South Korea Fines Three LVMH Brands $25 Million
South Korea's Personal Information Protection Commission (PIPC) has imposed a combined $25 million in fines on three luxury brands owned by LVMH — Louis Vuitton, Christian Dior, and Tiffany & Co. — for data breaches that collectively exposed the personal information of over 5.5 million customers. All three brands were using Salesforce cloud CRM at the time of their respective incidents.
Fine Breakdown
| Brand | Fine Amount | Attack Type | Customers Affected |
|---|---|---|---|
| Louis Vuitton | $14.8 million | Malware-infected employee device | 3.6 million |
| Christian Dior | ~$8.5 million | Phishing attack | 1.95 million |
| Tiffany & Co. | ~$1.7 million | Voice phishing (vishing) | 4,600 |
| Combined Total | $25 million | — | ~5.55 million |
Louis Vuitton: $14.8 Million Fine
An employee's device was compromised with information-stealing malware that captured login credentials for internal systems. Attackers used the stolen credentials to access the Salesforce CRM containing 3.6 million South Korean customer records including names, purchase history, loyalty data, and contact information.
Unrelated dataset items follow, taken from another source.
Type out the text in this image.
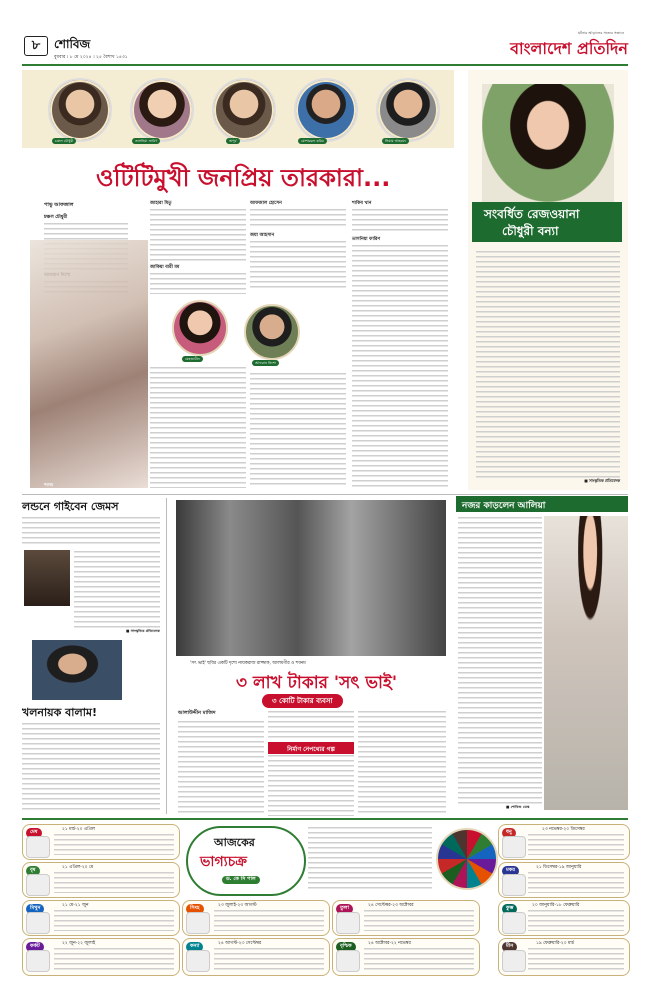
৮	শোবিজ
বুধবার । ৮ মে ২০২৪ । ২৫ বৈশাখ ১৪৩১	বাংলাদেশ প্রতিদিন
ঘটনার আড়ালের সত্যের সন্ধানে
চঞ্চল চৌধুরী	তাসনিয়া ফারিণ	অপূর্ব	মোশাররফ করিম	সিয়াম আহমেদ
ওটিটিমুখী জনপ্রিয় তারকারা...
পাভু আফজাল
চঞ্চল চৌধুরী
শবনম
জাহারা মিতু
জাকিয়া বারী মম
আফজাল হোসেন
জয়া আহসান
শাকিব খান
তাসনিয়া ফারিণ
মেহজাবীন
আফরান নিশো
সংবর্ধিত রেজওয়ানা
চৌধুরী বন্যা
■ সাংস্কৃতিক প্রতিবেদক
লন্ডনে গাইবেন জেমস
■ সাংস্কৃতিক প্রতিবেদক
খলনায়ক বালাম!
'সৎ ভাই' ছবির একটি দৃশ্যে নায়করাজ রাজ্জাক, আলমগীর ও শবনম
৩ লাখ টাকার 'সৎ ভাই'
৩ কোটি টাকার ব্যবসা
আলাউদ্দীন মাজিদ
নির্মাণ নেপথ্যের গল্প
নজর কাড়লেন আলিয়া
■ শোবিজ ডেস্ক
মেষ	২১ মার্চ-২০ এপ্রিল
বৃষ	২১ এপ্রিল-২০ মে
মিথুন	২১ মে-২১ জুন
কর্কট	২২ জুন-২২ জুলাই
আজকের
ভাগ্যচক্র
ড. কে সি পাল
সিংহ	২৩ জুলাই-২৩ আগস্ট
কন্যা	২৪ আগস্ট-২৩ সেপ্টেম্বর
তুলা	২৪ সেপ্টেম্বর-২৩ অক্টোবর
বৃশ্চিক	২৪ অক্টোবর-২২ নভেম্বর
ধনু	২৩ নভেম্বর-২০ ডিসেম্বর
মকর	২১ ডিসেম্বর-১৯ জানুয়ারি
কুম্ভ	২০ জানুয়ারি-১৮ ফেব্রুয়ারি
মীন	১৯ ফেব্রুয়ারি-২০ মার্চ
The PIPC cited failure to implement adequate endpoint security, lack of MFA for CRM access, and delayed breach detection.
Christian Dior: ~$8.5 Million Fine
Employees received sophisticated phishing emails impersonating internal communications. Multiple employees entered credentials on fake login pages, granting attackers access to the Salesforce CRM with 1.95 million customer records.
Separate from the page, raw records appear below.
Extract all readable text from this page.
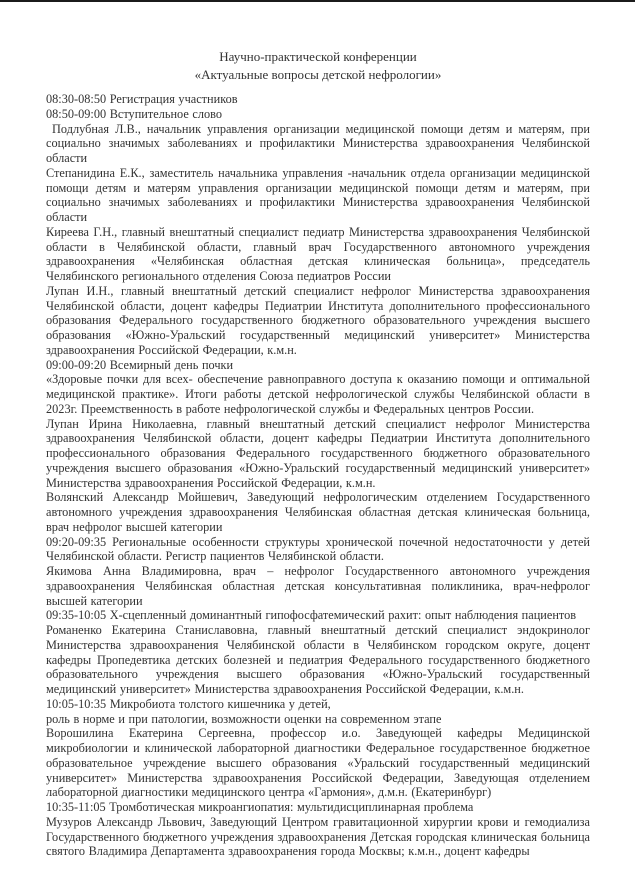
Научно-практической конференции
«Актуальные вопросы детской нефрологии»

08:30-08:50 Регистрация участников

08:50-09:00 Вступительное слово

Подлубная Л.В., начальник управления организации медицинской помощи детям и матерям, при социально значимых заболеваниях и профилактики Министерства здравоохранения Челябинской области

Степанидина Е.К., заместитель начальника управления -начальник отдела организации медицинской помощи детям и матерям управления организации медицинской помощи детям и матерям, при социально значимых заболеваниях и профилактики Министерства здравоохранения Челябинской области

Киреева Г.Н., главный внештатный специалист педиатр Министерства здравоохранения Челябинской области в Челябинской области, главный врач Государственного автономного учреждения здравоохранения «Челябинская областная детская клиническая больница», председатель Челябинского регионального отделения Союза педиатров России

Лупан И.Н., главный внештатный детский специалист нефролог Министерства здравоохранения Челябинской области, доцент кафедры Педиатрии Института дополнительного профессионального образования Федерального государственного бюджетного образовательного учреждения высшего образования «Южно-Уральский государственный медицинский университет» Министерства здравоохранения Российской Федерации, к.м.н.

09:00-09:20 Всемирный день почки

«Здоровые почки для всех- обеспечение равноправного доступа к оказанию помощи и оптимальной медицинской практике». Итоги работы детской нефрологической службы Челябинской области в 2023г. Преемственность в работе нефрологической службы и Федеральных центров России.

Лупан Ирина Николаевна, главный внештатный детский специалист нефролог Министерства здравоохранения Челябинской области, доцент кафедры Педиатрии Института дополнительного профессионального образования Федерального государственного бюджетного образовательного учреждения высшего образования «Южно-Уральский государственный медицинский университет» Министерства здравоохранения Российской Федерации, к.м.н.

Волянский Александр Мойшевич, Заведующий нефрологическим отделением Государственного автономного учреждения здравоохранения Челябинская областная детская клиническая больница, врач нефролог высшей категории

09:20-09:35 Региональные особенности структуры хронической почечной недостаточности у детей Челябинской области. Регистр пациентов Челябинской области.

Якимова Анна Владимировна, врач – нефролог Государственного автономного учреждения здравоохранения Челябинская областная детская консультативная поликлиника, врач-нефролог высшей категории

09:35-10:05 Х-сцепленный доминантный гипофосфатемический рахит: опыт наблюдения пациентов

Романенко Екатерина Станиславовна, главный внештатный детский специалист эндокринолог Министерства здравоохранения Челябинской области в Челябинском городском округе, доцент кафедры Пропедевтика детских болезней и педиатрия Федерального государственного бюджетного образовательного учреждения высшего образования «Южно-Уральский государственный медицинский университет» Министерства здравоохранения Российской Федерации, к.м.н.

10:05-10:35 Микробиота толстого кишечника у детей,

роль в норме и при патологии, возможности оценки на современном этапе

Ворошилина Екатерина Сергеевна, профессор и.о. Заведующей кафедры Медицинской микробиологии и клинической лабораторной диагностики Федеральное государственное бюджетное образовательное учреждение высшего образования «Уральский государственный медицинский университет» Министерства здравоохранения Российской Федерации, Заведующая отделением лабораторной диагностики медицинского центра «Гармония», д.м.н. (Екатеринбург)

10:35-11:05 Тромботическая микроангиопатия: мультидисциплинарная проблема

Музуров Александр Львович, Заведующий Центром гравитационной хирургии крови и гемодиализа Государственного бюджетного учреждения здравоохранения Детская городская клиническая больница святого Владимира Департамента здравоохранения города Москвы; к.м.н., доцент кафедры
Tiffany & Co.: ~$1.7 Million Fine
Attackers called Tiffany employees posing as IT support, extracting system login credentials over the phone. This granted access to 4,600 customer records including high-value jewelry transaction data.
The Salesforce CRM Connection
While Salesforce itself was not breached, the brands failed to properly secure their Salesforce environments:
| Security Gap | Impact |
|---|---|
| Weak authentication | Single-factor login allowed credential-based attacks |
| No IP restrictions | CRM accessible from any location |
| Insufficient monitoring | Unauthorized access went undetected |
| Over-permissioned accounts | Employees had excessive data access |
Key Takeaway
All three breaches stemmed from human-factor attacks (malware, phishing, and vishing), underscoring that even the most prestigious global brands remain vulnerable to social engineering. The enforcement action sends a clear message that employee security awareness and proper cloud security configuration are regulatory requirements, not optional.